I've written a lot about this, and don't want to garble through careless repetition what I've tried to suggest. In the book of my reviews and essays Don Keller of Serconia Press published this year (it's called Look at the Evidence: Essays and Reviews), I suggested in the second piece there that, over the last few decades, SF has begun to lose its profound attachment to the old set of Fables of the First World: Tales whose protagonist, usually human, represents the dominant species in the venue being described, the species which knows how to get to the future.

I think that SF stories today are more and more beginning to sound like Fables of the Third World: Stories whose protagonists, often human, represent cultures which have been colonized by the future.
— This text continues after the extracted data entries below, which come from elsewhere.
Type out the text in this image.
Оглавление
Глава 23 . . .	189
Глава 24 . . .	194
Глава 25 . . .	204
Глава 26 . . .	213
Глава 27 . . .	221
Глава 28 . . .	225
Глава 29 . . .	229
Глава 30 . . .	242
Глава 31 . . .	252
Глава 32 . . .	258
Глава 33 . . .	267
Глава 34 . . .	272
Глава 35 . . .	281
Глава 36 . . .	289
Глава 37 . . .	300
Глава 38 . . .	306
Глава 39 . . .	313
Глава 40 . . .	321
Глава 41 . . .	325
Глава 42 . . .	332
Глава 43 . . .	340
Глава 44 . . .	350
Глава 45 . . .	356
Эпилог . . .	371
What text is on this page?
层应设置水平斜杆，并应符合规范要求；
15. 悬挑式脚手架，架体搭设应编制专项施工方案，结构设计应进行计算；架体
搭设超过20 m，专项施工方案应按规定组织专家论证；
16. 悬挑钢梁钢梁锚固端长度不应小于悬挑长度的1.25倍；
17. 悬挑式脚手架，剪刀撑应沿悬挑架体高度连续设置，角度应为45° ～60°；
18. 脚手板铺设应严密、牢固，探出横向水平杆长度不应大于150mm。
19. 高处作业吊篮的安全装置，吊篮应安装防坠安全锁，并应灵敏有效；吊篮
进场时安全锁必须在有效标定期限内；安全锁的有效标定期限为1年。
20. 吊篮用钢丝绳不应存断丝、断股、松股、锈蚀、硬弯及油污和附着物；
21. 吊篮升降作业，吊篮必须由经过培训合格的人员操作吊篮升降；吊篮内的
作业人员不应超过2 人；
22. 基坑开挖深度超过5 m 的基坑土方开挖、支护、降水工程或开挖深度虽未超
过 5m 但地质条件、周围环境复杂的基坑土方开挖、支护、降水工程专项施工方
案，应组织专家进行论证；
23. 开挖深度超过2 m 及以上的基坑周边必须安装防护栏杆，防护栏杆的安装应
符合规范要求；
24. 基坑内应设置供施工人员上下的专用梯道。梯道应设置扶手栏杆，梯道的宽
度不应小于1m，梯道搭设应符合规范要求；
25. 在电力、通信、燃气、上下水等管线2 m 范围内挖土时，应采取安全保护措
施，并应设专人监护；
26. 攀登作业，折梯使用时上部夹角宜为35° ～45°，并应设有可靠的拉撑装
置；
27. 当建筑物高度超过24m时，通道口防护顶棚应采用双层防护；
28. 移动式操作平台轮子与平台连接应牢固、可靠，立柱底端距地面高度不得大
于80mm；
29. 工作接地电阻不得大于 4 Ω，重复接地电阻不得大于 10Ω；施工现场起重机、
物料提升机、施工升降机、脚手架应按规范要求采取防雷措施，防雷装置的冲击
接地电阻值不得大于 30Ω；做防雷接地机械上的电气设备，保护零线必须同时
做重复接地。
The future may come in the form of aliens, or the catnip nirvana of cyberspace, or as AIs, or as bio-engineered transformations of our own species: but whatever it touches, it subverts. SF stories of this sort can -- depressingly -- read rather like manuals designed to train Polynesians in the art of begging for Cargo; but they can also generate a sense of celebration of the worlds beyond worlds beyond our species' narrow path.

To use another phrase, SF is turning into Exogamy Fables. And let us hope we find some wisdom somewhere. Soon.